Before I moved to Germany in first grade, I fondly remember going to my Grandma’s house after school and watching old movies with her. The routine was always the same: walk to Grandma’s house from the bus stop, watch the afternoon movie (always a classic), change into play clothes and either pester the dog – Spike – or my Shetland Pony named Star Dust (or get in to some other shenanigans a six-year-old can get in to on a farm). Every weekday, it was the same until we moved. I credit my Grandma for instilling in me my love of old movies and the current romanticism I have in owning a farm.
Old movies – the glamour, the costumes – I love how everyone seems to break out in song and dance (tap dancing, even) at the same time in a dreamy choreographic number. I love when people are introduced and they say, “charmed I’m sure”. What does that even mean? I don’t know, but I love it. What I don’t like about old movies: the shortage of minority roles and the typecasting that went to the few available roles for minorities. At one time in my life, I seriously wanted to be an actress and I always thought, I love this period movie, but I would obviously be cast as the slave…no fancy ball gown and wig for me. Womp, womp. I can’t deny, I love a good classic – Mildred Pierce, Gone with the Wind, and Breakfast at Tiffany’s. The first two movies employed the same stereotypical black characters: slow and simple; or sassy – all servants or slaves. The last movie employed a white person, Mickey Rooney, playing an Asian man, horribly, again, degradingly having an atrocious overbite, eating with chopsticks and complaining about Western ways. Although I love these movies, these characters remind me of the really bad roles available for minority actors and actresses during that time.

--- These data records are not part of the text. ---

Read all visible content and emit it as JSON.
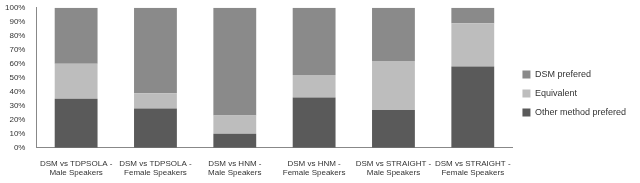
{
  "chart_data": {
    "type": "bar",
    "stacked": true,
    "grid": false,
    "legend": "right",
    "categories": [
      "DSM vs TDPSOLA - Male Speakers",
      "DSM vs TDPSOLA - Female Speakers",
      "DSM vs HNM - Male Speakers",
      "DSM vs HNM - Female Speakers",
      "DSM vs STRAIGHT - Male Speakers",
      "DSM vs STRAIGHT - Female Speakers"
    ],
    "series": [
      {
        "name": "Other method prefered",
        "color": "#5a5a5a",
        "values": [
          35,
          28,
          10,
          36,
          27,
          58
        ]
      },
      {
        "name": "Equivalent",
        "color": "#bdbdbd",
        "values": [
          25,
          11,
          13,
          16,
          35,
          31
        ]
      },
      {
        "name": "DSM prefered",
        "color": "#8a8a8a",
        "values": [
          40,
          61,
          77,
          48,
          38,
          11
        ]
      }
    ],
    "ylim": [
      0,
      100
    ],
    "yticks": [
      {
        "value": 0,
        "label": "0%"
      },
      {
        "value": 10,
        "label": "10%"
      },
      {
        "value": 20,
        "label": "20%"
      },
      {
        "value": 30,
        "label": "30%"
      },
      {
        "value": 40,
        "label": "40%"
      },
      {
        "value": 50,
        "label": "50%"
      },
      {
        "value": 60,
        "label": "60%"
      },
      {
        "value": 70,
        "label": "70%"
      },
      {
        "value": 80,
        "label": "80%"
      },
      {
        "value": 90,
        "label": "90%"
      },
      {
        "value": 100,
        "label": "100%"
      }
    ]
  }
}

One movie I remember watching as a child was Imitation of Life, the 1934 version. Being that the movie was made in 1934, I assumed the lead character, Peola, was a white actress portraying a light-skinned black woman trying to pass. I mean, Mickey Rooney was portraying an Asian man in the 1960s, so why not? It turns out, Fredi Washington, the actress, was black. Gasp. Now, Mrs. Washington was actually one of those unapologetically black actresses that took part in the Harlem Renaissance and Civil Rights movement. After learning this, I had to dig deeper.
Fredericka Washington was born in Savannah, Georgia in 1903, the eldest daughter of five children. Her mother died when she was eleven and she was forced to help take care of her younger siblings. Her father remarried and the family moved up to New York during the Great Migration. She began as a chorus girl in Harlem, even dating Duke Ellington and becoming friends with Josephine Baker. She made the rounds in early Black movies before landing her most memorable role in Imitation of Life in 1934. Fredi was born very fair with light brown hair and bluish-grey eyes, many people at the time thought she was Caucasian. Many Hollywood executives asked her to “pass” as white to get better opportunities and roles, but she didn’t. When asked why, she answered, “Because I’m honest, firstly, and secondly, you don’t have to be white to be good. I’ve spent most of my life trying to prove to those who think otherwise… I am a Negro and I am proud of it.” Imitation of Life was nominated for an Academy Award for Best Picture that year, but it did not win.
Fredi Washington went on to form the Negro Actors Guild in 1937, an organization that fought against stereotyping and advocated for broader roles for Blacks. Fredi, herself, had trouble finding roles – too light for “black” roles; and miscegenation laws prohibiting her from being cast with a white leading man. Fredi became a theatre writer and a film consultant on 1953’s Carmen Jones (another favorite of mine) and Porgy and Bess. When asked again why she didn’t “pass” to get better opportunities, she replied, “You see I’m a mighty proud gal and I can’t for the life of me, find any valid reason why anyone should lie about their origin or anything else for that matter. Frankly, I do not ascribe to the stupid theory of white supremacy and to try to hide the fact that I am a Negro for economic or any other reasons, if I do I would be agreeing to be a Negro makes me inferior and that I have swallowed whole hog all of the propaganda dished out by our fascist-minded white citizens.”
In 1975, Fredi Washington was inducted into the Black Filmmakers Hall of Fame. She died in 1994.